To Feed My Passion for Learning
Donna Furina ’06, ’11 is not only a graduate of SPCS, but she currently serves as the assistant dean and advisor for the program. Furina was hired at Saint Peter’s in 2001 for a secretarial position and had a total of 27 college credits toward her Bachelor’s degree. She always loved school and desired to complete her degree, but needed an accommodating program that would work with her lifestyle as a full-time working mother of three children. She says, “The SPCS program offered me that flexible environment I needed to complete my degree. I loved the program and my professors.”  

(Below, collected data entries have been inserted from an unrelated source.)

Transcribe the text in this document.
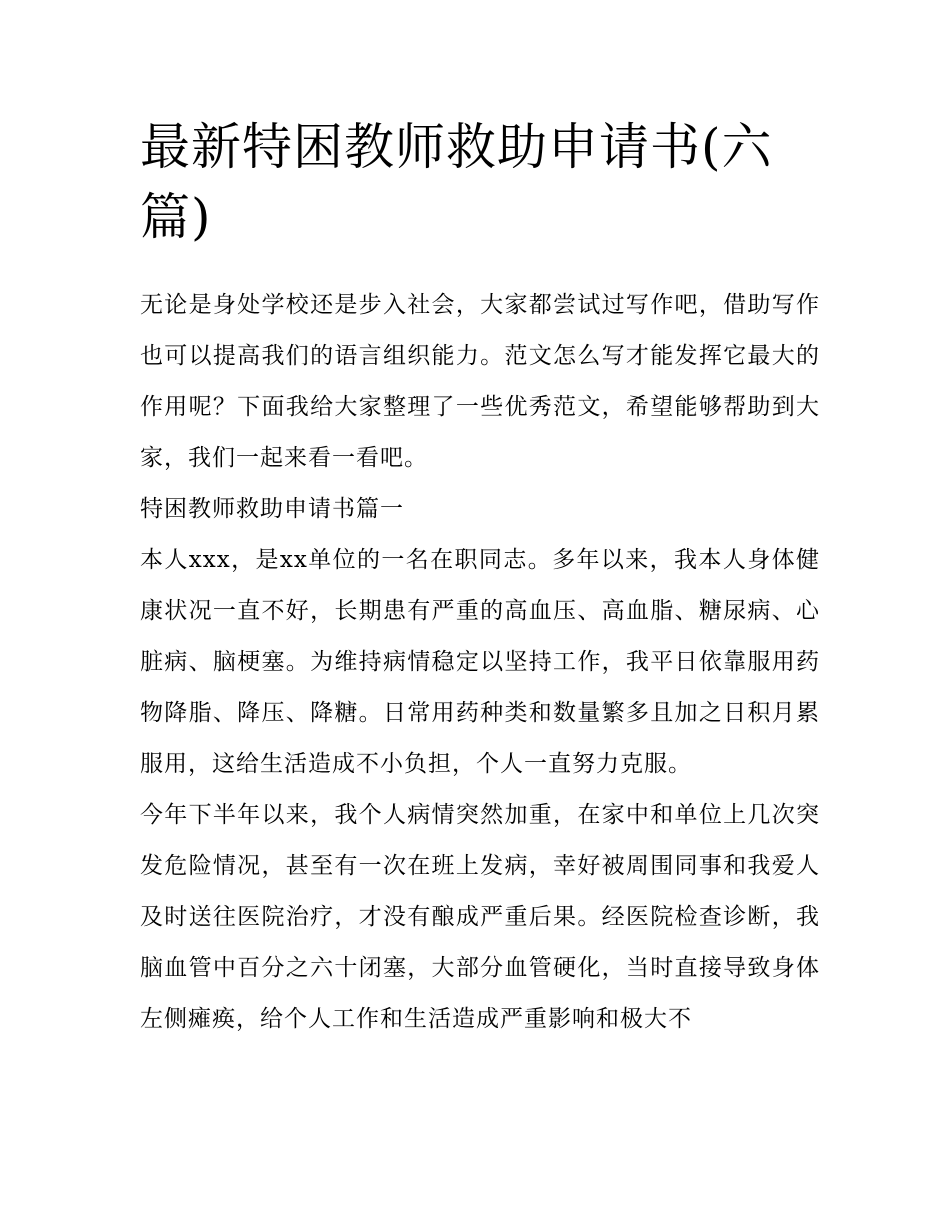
最新特困教师救助申请书(六篇)

无论是身处学校还是步入社会，大家都尝试过写作吧，借助写作也可以提高我们的语言组织能力。范文怎么写才能发挥它最大的作用呢？下面我给大家整理了一些优秀范文，希望能够帮助到大家，我们一起来看一看吧。

特困教师救助申请书篇一

本人xxx，是xx单位的一名在职同志。多年以来，我本人身体健康状况一直不好，长期患有严重的高血压、高血脂、糖尿病、心脏病、脑梗塞。为维持病情稳定以坚持工作，我平日依靠服用药物降脂、降压、降糖。日常用药种类和数量繁多且加之日积月累服用，这给生活造成不小负担，个人一直努力克服。

今年下半年以来，我个人病情突然加重，在家中和单位上几次突发危险情况，甚至有一次在班上发病，幸好被周围同事和我爱人及时送往医院治疗，才没有酿成严重后果。经医院检查诊断，我脑血管中百分之六十闭塞，大部分血管硬化，当时直接导致身体左侧瘫痪，给个人工作和生活造成严重影响和极大不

Furina graduated with a Bachelor’s degree in psychology in 2006 and went on to obtain her MBA at Saint Peter’s in 2011. The most valuable outcome from her experience in the program was that she was able to move out of secretarial jobs to administrative positions. Enrollment in the program not only helped Furina to advance her career, but it also provided her with a unique perspective for working with students in the program today. She says, “I can empathize with the students because I have been in their situation. I become very close to them and celebrate their milestones such as changing jobs or having babies. I always am very emotional around commencement because it is such a bittersweet time.” 

Information and archived documents referenced in this article were provided by Saint Peter’s University archivist, Mary Kinahan-Ockay.